Problèmes dentaires et cutanés.

À leur sortie de la mine, après les premières embrassades, les mineurs ont été placés sur un brancard, puis auscultés dans un hôpital de campagne sur place. Munis de lunettes de soleil hyperprotectrices, ils ont ensuite été transférés par hélicoptère à la ville de Copiapo, à 50 km, pour y subir 48 heures d’examens médicaux approfondis, avant de pouvoir être rendus à leurs familles. Ils ont été installés dans une aile de l’hôpital aménagée spécialement pour eux, avec notamment les fenêtres fermées pour protéger leurs yeux de la lumière. Selon le ministre de la Santé, les principaux symptômes présentés par les mineurs à la fin de leurs deux mois et demi de confinement sont des problèmes dentaires d’une « certaine intensité », et des problèmes cutanés. Les risques de lésions oculaires au contact de la lumière de soleil seront suivis. Mais ce ne sont « pas des malades », a assuré le ministre en ajoutant : « Ce sont 33 personnes mûres, complètement autonomes, qui ont été capables de faire face à une épreuve comme on n’en a sans doute jamais vu auparavant dans l’histoire de l’homme. »

Il était toutefois temps de revoir le jour pour les mineurs, qui n’ont pas caché leur impatience et leur anxiété, ces derniers jours. Certains d’entre eux redoutaient de monter dans l’étroite cage métallique de 53 cm de diamètre même s’ils ont été soumis à des exercices « simulant le stress physiologique » de la remontée. Chaque mineur étaient munis d’électrodes pour suivre leur fréquence cardiaque et respiratoire, leur ventilation et leur consommation d’oxygène ainsi que leur température.
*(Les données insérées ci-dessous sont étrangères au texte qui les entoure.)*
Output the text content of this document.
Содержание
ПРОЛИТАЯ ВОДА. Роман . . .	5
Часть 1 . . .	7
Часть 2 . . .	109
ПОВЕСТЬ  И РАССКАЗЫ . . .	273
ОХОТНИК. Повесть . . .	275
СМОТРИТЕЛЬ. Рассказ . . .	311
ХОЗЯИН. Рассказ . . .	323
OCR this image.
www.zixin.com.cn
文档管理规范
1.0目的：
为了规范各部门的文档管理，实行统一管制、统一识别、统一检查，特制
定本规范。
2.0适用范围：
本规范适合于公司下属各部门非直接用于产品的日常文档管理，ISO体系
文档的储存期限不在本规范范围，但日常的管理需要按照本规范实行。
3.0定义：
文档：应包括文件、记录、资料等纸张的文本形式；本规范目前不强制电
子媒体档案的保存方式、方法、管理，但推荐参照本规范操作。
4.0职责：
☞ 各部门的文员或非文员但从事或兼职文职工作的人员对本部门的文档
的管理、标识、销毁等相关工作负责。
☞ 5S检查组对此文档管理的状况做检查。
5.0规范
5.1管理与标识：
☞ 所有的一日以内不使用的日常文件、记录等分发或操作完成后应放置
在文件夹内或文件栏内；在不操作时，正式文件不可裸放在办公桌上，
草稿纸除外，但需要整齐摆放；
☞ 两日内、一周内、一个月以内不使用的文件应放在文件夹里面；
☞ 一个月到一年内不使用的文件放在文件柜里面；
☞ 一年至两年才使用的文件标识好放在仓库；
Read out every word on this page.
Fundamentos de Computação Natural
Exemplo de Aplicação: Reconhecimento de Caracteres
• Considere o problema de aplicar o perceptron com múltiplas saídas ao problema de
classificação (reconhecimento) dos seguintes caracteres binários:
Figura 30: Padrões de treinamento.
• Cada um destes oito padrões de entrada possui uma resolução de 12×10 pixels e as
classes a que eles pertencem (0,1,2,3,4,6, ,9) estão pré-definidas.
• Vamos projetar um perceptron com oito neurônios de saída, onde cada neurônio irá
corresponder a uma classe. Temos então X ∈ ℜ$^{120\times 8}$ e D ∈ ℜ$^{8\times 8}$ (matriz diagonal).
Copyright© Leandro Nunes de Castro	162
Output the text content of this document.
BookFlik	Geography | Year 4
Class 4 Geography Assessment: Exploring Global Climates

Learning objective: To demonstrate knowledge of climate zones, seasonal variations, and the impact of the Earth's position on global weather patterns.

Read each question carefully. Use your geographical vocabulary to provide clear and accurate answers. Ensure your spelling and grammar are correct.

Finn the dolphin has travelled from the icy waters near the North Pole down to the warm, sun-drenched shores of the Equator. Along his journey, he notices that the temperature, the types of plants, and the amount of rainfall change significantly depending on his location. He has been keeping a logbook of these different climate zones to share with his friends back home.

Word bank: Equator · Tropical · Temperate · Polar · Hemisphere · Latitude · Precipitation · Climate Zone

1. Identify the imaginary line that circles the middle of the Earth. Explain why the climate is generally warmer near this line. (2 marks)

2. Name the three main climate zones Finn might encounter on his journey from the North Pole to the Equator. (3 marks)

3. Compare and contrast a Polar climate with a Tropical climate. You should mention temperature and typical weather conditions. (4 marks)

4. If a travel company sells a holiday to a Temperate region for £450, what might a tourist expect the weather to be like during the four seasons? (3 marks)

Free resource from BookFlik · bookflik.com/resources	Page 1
L’ordre de leur remontée a été déterminé à l’avance par les secouristes, selon un modèle théorique de sauvetage, faisant passer les plus « habiles » en premiers, les plus « faibles » ensuite, et les plus « forts », capables de supporter une attente prolongée, en dernier. « S’il vous plaît, ne nous traitez pas comme des artistes », demandait mercredi à sa sortie Mario Sepulveda, deuxième mineur secouru, mais premier à s’exprimer devant la télévision publique. Pour le psychologue Enrique Chia, les mineurs « vont réaliser que la célébrité est limitée, qu’il faut capitaliser, puis commencer un nouveau projet de vie ». Avant de retrouver leur liberté et comme pour se protéger, les 33 exprimaient leur désir de rester unis après cette épreuve.